L^{CLIP}(\theta) = \mathbb{E}_t \Big[ \min \big( r_t(\theta)\hat{A}_t, \; \text{clip}(r_t(\theta), 1-\epsilon, 1+\epsilon)\hat{A}_t \big) \Big]

Where:

$r_t(\theta)$ = probability ratio between new and old policy
$\hat{A}_t$ = advantage estimate (how much better an action is compared to baseline)
$\epsilon$ = clipping threshold (commonly 0.1–0.3)

This clipping trick stabilizes learning, making PPO robust across a wide range of tasks without excessive hyperparameter tuning.

🌀 Environments and Results

Pendulum-v1

Balance a pendulum upright by applying torque.
Goal: minimize swing and keep the pendulum near vertical.

Training Curve Pendulum-v1 Training Graph

Learned Behavior Pendulum-v1

BipedalWalker-v3

Control a bipedal robot to walk across rough terrain.
Goal: maximize forward progress, avoid falling, and minimize energy use.

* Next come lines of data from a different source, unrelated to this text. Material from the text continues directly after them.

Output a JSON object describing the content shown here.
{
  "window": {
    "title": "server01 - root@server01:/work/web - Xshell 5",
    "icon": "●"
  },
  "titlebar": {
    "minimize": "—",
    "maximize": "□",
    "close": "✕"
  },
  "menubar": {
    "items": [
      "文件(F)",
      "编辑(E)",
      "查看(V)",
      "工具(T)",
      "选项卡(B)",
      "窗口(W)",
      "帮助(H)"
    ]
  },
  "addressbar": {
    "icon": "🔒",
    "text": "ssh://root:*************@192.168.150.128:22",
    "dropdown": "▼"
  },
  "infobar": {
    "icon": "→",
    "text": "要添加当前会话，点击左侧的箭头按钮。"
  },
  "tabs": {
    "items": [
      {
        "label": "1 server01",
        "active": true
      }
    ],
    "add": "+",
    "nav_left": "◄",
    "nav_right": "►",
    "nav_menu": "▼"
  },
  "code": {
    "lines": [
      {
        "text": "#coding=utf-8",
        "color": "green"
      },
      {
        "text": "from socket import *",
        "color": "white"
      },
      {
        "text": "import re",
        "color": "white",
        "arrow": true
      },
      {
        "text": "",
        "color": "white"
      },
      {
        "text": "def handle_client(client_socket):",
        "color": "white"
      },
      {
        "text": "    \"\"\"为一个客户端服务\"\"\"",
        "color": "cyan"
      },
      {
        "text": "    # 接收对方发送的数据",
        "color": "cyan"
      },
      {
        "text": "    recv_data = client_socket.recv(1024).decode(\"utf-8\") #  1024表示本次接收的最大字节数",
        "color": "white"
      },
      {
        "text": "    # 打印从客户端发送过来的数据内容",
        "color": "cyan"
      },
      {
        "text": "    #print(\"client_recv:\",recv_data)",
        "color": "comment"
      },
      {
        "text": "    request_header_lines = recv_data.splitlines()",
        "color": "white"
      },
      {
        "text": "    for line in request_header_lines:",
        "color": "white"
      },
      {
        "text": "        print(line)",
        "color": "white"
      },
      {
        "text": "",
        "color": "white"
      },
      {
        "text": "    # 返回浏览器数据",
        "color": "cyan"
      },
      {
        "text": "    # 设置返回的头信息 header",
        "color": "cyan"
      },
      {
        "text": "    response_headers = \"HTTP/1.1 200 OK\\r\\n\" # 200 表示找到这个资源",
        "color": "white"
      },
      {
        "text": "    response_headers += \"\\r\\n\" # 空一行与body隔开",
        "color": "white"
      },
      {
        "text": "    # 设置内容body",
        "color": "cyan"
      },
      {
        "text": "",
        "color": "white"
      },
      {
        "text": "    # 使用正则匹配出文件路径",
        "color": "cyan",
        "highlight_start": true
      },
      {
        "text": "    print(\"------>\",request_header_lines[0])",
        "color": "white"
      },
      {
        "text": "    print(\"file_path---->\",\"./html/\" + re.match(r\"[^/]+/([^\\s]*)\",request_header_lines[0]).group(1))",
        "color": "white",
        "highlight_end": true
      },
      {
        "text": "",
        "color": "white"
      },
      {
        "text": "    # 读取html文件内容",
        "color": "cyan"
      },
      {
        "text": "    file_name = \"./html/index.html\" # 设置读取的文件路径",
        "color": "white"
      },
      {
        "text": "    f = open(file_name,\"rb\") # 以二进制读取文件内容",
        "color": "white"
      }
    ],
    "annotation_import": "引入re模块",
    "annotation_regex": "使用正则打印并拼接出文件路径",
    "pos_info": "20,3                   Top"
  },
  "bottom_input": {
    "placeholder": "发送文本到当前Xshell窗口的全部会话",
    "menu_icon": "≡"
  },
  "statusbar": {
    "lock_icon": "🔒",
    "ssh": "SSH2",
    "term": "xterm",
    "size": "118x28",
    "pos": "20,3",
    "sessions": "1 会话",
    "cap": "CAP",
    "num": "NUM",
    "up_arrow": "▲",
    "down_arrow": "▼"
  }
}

Training Curve BipedalWalker-v3 Training Graph

Learned Behavior BipedalWalker-v3

LunarLanderContinuous-v2

Land a lunar module on a target pad with continuous thrust control.
Goal: achieve a smooth landing with minimum fuel and without crashing.

Training Curve LunarLanderContinuous-v2 Training Graph

Learned Behavior LunarLanderContinuous-v2 Episode 0

🧠 Technical Insights

Architecture: We used fully-connected networks with ReLU activations for both actor and critic.
Advantage Estimation: Generalized Advantage Estimator (GAE) to reduce variance.
Entropy Bonus: Encourages exploration by penalizing deterministic policies.
Training Regime: Each update processes multiple epochs of minibatch data from trajectories.

Together, these elements make PPO sample-efficient and stable—even in noisy continuous-control environments.

📌 Conclusions

Across all three environments, the PPO agent demonstrated robust learning and converged to stable policies:

Pendulum: Achieved stable upright control.
BipedalWalker: Learned efficient walking gaits after thousands of episodes.
LunarLander: Managed controlled landings with reduced crashes.

While results show the strength of PPO, further improvements could come from hyperparameter tuning, different network architectures, and longer training horizons.

📂 Resources

Source Code on GitHub
Environments: OpenAI Gym (Pendulum-v1, BipedalWalker-v3, LunarLanderContinuous-v2)

🚀 PPO remains one of the most reliable baselines in reinforcement learning — a balance of theory, stability, and practical success.